Attribution biases are biases that affect the way we determine who and what is responsible for an event or action. It links closely to social cognition, for example, the role of mind in our social behavior, how our thoughts are influenced by social situations, and how our thoughts influence social behavior. Attribution biases are based on situational and dispositional factors.
Situational factors are something to so with personal factors, and dispositional factors are something to do with external factors. These examples also link to the principles of the sociocultural level of analysis, human beings are social animal and culture influences behaviors. Fundamental attribution error (FAE) means people tend to overestimate dispositional factors and underestimate situational factors when they witness an event or action.
This is because when people consider their behavior, they would think they have acted differently under different circumstances, and sometimes they do not have enough information of the event to make a balance judgment or decision, so they attribute behavior to disposition. There are supporting evidences for fundamental attribution errors, for example, the Jone Et Al study. The method of this experiment is that some students read aloud an essay, and students listening to it were told that this essay wasn’t the student’s own work.
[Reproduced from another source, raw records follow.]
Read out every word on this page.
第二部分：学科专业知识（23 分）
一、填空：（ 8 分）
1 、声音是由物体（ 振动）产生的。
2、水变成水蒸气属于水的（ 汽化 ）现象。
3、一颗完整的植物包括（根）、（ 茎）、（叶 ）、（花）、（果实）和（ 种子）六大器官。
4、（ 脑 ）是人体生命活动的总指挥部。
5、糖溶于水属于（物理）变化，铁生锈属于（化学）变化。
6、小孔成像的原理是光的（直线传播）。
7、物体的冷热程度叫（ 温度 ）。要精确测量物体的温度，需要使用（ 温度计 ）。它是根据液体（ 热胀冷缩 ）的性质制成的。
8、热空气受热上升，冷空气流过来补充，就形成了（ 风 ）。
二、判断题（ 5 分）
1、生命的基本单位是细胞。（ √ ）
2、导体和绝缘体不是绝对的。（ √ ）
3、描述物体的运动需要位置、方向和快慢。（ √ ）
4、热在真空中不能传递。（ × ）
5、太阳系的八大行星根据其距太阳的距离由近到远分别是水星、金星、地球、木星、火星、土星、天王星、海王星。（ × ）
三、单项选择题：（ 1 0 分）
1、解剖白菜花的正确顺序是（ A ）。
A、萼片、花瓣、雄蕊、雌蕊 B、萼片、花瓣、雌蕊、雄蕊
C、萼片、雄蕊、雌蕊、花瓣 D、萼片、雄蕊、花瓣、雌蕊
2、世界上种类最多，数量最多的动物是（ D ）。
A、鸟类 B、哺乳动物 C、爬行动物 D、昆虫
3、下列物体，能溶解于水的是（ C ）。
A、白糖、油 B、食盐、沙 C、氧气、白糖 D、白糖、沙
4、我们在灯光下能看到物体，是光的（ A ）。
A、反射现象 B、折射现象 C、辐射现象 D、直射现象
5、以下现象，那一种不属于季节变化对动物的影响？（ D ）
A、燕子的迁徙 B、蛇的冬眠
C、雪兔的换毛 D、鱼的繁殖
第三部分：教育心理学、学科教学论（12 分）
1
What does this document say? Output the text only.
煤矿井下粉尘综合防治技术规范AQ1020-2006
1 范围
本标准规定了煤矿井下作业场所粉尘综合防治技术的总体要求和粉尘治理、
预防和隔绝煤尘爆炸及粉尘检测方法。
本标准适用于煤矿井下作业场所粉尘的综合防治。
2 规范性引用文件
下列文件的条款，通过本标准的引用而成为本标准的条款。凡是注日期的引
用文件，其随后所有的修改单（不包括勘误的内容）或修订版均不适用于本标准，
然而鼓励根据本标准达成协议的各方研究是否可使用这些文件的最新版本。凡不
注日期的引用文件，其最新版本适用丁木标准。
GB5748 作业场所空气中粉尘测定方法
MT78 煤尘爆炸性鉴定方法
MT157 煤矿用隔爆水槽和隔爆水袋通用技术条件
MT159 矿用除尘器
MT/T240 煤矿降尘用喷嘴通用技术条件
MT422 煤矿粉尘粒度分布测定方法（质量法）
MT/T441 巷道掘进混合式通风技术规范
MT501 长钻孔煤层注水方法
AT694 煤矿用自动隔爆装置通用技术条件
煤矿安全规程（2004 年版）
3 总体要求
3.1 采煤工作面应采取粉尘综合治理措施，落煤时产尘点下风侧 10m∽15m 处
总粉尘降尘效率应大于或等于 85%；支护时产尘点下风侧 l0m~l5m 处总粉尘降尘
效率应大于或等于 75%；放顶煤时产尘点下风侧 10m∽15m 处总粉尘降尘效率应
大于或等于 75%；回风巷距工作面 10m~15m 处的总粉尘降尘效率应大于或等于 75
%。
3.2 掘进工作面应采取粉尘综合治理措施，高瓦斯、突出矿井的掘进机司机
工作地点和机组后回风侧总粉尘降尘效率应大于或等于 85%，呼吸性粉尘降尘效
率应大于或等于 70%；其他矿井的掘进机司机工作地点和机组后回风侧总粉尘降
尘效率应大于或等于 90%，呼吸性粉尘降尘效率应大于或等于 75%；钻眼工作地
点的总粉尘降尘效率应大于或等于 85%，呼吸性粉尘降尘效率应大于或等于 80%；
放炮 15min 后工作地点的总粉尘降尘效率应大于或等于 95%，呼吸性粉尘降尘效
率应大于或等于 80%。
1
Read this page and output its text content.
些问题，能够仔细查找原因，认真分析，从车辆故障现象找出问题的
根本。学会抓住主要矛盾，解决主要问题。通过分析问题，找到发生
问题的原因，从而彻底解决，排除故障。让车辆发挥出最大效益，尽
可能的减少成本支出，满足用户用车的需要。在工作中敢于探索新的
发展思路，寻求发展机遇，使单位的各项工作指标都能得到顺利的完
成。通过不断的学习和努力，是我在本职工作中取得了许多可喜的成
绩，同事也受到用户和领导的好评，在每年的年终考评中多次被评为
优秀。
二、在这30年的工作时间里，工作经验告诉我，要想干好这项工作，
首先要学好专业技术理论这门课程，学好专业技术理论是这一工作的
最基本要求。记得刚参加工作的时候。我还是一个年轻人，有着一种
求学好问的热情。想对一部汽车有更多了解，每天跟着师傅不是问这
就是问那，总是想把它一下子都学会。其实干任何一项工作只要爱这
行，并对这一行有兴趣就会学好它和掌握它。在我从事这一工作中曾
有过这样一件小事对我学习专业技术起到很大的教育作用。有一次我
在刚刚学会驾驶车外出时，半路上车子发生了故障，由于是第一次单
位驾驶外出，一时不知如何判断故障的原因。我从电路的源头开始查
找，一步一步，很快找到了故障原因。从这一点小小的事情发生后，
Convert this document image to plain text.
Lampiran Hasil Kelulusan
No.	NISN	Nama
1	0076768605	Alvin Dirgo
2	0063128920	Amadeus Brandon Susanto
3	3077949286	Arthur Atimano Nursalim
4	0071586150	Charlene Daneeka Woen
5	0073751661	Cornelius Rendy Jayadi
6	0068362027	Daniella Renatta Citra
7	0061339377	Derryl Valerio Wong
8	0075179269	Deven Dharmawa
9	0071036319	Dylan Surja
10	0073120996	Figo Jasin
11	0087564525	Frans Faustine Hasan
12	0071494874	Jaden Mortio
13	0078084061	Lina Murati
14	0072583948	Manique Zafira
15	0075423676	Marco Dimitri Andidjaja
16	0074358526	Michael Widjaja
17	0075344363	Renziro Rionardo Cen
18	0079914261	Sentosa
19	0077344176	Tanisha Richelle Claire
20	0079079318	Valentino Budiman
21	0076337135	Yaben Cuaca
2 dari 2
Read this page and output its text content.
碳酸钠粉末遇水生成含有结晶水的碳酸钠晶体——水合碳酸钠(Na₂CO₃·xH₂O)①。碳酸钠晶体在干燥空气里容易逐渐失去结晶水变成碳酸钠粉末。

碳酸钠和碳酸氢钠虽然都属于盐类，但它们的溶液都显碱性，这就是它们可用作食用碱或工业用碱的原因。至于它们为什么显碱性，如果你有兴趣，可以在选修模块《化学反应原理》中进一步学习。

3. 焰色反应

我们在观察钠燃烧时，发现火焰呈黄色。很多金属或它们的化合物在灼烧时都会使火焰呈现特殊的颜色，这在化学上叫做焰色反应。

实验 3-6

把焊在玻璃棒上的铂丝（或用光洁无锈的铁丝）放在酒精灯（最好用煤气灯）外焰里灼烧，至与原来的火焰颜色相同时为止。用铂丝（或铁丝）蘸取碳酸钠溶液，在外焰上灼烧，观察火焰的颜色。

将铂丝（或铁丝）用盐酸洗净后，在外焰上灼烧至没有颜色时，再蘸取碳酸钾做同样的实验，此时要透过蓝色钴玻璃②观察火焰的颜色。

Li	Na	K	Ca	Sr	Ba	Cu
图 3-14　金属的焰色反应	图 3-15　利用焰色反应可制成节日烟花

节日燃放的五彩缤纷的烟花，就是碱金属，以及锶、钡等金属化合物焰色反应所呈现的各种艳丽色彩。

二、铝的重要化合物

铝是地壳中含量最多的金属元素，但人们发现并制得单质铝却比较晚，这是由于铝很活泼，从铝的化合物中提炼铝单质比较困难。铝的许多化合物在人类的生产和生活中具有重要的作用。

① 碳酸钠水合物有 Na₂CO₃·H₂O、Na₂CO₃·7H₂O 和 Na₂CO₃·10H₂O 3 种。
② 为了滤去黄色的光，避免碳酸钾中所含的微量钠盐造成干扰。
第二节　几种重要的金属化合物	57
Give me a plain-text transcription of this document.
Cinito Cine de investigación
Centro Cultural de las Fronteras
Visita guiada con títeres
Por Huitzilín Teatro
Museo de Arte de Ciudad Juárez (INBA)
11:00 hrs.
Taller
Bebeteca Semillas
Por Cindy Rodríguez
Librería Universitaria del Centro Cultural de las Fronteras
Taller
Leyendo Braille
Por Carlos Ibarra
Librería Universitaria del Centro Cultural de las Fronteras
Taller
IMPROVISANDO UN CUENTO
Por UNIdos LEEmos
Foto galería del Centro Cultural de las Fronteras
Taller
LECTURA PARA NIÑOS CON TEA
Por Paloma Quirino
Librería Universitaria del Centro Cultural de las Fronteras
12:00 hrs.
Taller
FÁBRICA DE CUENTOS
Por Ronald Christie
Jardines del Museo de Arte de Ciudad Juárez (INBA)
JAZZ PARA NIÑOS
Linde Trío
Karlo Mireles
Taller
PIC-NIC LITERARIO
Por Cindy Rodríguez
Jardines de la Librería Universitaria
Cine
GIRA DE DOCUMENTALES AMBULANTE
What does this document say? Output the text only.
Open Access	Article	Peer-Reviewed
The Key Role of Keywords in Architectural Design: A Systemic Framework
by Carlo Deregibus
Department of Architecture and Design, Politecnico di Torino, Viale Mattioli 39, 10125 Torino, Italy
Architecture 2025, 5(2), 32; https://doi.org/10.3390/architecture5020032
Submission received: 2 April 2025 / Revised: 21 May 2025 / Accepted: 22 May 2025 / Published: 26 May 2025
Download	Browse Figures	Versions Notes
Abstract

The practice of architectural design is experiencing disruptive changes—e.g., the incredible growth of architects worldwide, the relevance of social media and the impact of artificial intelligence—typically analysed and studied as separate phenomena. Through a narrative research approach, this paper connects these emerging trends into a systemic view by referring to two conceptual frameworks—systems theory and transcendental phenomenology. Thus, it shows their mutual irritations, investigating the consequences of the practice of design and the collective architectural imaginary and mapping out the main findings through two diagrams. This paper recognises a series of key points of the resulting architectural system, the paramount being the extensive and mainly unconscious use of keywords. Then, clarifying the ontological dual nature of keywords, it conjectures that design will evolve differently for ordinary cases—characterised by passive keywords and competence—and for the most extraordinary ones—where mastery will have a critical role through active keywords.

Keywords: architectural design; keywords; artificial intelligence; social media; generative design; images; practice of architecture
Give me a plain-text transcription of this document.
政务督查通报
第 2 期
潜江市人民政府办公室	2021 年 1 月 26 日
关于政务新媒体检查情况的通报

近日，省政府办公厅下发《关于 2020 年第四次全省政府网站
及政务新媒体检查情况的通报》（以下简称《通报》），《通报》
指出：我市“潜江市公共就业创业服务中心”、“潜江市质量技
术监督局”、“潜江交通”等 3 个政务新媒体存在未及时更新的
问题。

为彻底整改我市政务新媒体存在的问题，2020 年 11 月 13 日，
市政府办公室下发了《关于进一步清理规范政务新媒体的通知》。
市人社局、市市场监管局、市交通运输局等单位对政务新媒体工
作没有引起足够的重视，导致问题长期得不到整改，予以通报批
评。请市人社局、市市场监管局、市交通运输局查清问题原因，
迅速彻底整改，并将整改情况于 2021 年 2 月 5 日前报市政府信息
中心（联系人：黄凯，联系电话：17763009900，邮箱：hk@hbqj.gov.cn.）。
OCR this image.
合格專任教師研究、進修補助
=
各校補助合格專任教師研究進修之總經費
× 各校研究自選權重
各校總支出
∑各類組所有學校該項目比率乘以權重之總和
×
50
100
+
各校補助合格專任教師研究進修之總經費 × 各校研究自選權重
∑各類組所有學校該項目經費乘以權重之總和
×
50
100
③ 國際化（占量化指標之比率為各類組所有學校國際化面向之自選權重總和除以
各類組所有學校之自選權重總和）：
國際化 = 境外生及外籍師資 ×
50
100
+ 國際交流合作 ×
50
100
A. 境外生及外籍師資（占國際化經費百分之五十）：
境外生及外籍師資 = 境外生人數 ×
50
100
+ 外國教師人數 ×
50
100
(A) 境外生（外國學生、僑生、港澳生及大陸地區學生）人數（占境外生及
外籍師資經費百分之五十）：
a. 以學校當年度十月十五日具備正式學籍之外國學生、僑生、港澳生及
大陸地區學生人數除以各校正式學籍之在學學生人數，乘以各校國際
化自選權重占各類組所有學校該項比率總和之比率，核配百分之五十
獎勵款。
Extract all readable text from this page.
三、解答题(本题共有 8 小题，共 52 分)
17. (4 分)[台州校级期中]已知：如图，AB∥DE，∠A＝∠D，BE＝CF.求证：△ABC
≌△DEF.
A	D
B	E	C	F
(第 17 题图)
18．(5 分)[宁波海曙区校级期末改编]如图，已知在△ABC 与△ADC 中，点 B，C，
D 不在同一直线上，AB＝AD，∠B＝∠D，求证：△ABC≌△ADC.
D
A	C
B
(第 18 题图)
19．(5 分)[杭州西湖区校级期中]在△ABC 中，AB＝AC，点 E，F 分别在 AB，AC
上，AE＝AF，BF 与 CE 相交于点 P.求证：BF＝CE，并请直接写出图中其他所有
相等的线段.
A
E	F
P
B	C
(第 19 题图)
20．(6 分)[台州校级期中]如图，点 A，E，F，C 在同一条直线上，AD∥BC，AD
The finding is that students still assumed to have opinions of essay read out, therefore attribution essay to dispositional factors, it is because they were only told that “It was not the students own work”, the students have not taken into account the situational. Lee Et Al’s study also supports fundamental attribution errors. It is a simply lab experiment, participants are separated into 3 groups, game host, contestants and audiences. Then audiences watch the game show and were asked to rank if the game show host or the contestant on intelligence.
The finding is that game show host was attributed to be the most intelligent. In conclusion, people overestimated dispositional factors rather than the situation in road accidents, they did not look at the situation which was that the game show host only read questions and answers and presumed they were intelligent, even though the audiences knew they were all role playing. These studies help to support fundamental attribution errors they illustrate how our mind get influence by social situations and how our thoughts influence social behavior.
People are more likely to blame on the person or object and not look at the situation. And therefore leads to illogical conclusions. Self-serving bias is another error in attributions. It is when people take credit for their successes and interpret events to favor ourselves, for example, in a football game, the coach tend to attribute his team in internal factors instead of external factors, and when they loses, they will blame on the external factors because they want to dissociate themselves from failures.
This is because people want to keep and protect their self-esteem. There are some evidences that go against Abramson et Al’s study and self-serving bias. In some cases, it is not true for everybody that people attributes as self-serving bias. For example, depressed people tend to blame on internal factors instead of external factors, it is because they have low self esteem. And stressful people attribute success to external factors. These examples are exception to the rule of self-serving bias.
Somehow, there are advantages about attribution biases. Plausible that witness can be caused stress, leading to dispositional attributions, and plausible that victims are personally affected by crime. However, attribution bias can lead results to be inaccurate, majority of evidence are biased, since eye witnesses are more likely to blame on situational factors and exaggerating how much they involved. These can lead results and conclusions are not reliable. Cultural differences can also affect the way of self-serving bias.
In Kashima and Triandis’ study, results are carried from two different countries, Japan and America. They found out that the Americans tended to be attributing their success to ability and the Japanese tended to explain their failures to their lack of ability. The results are different because of their influence of culture and lead them to be modesty bias. People are different in modesty due to their culture, society and nature. In conclusion, if people get their self-esteem from group identity, they are less to be self-serving bias and being modesty bias.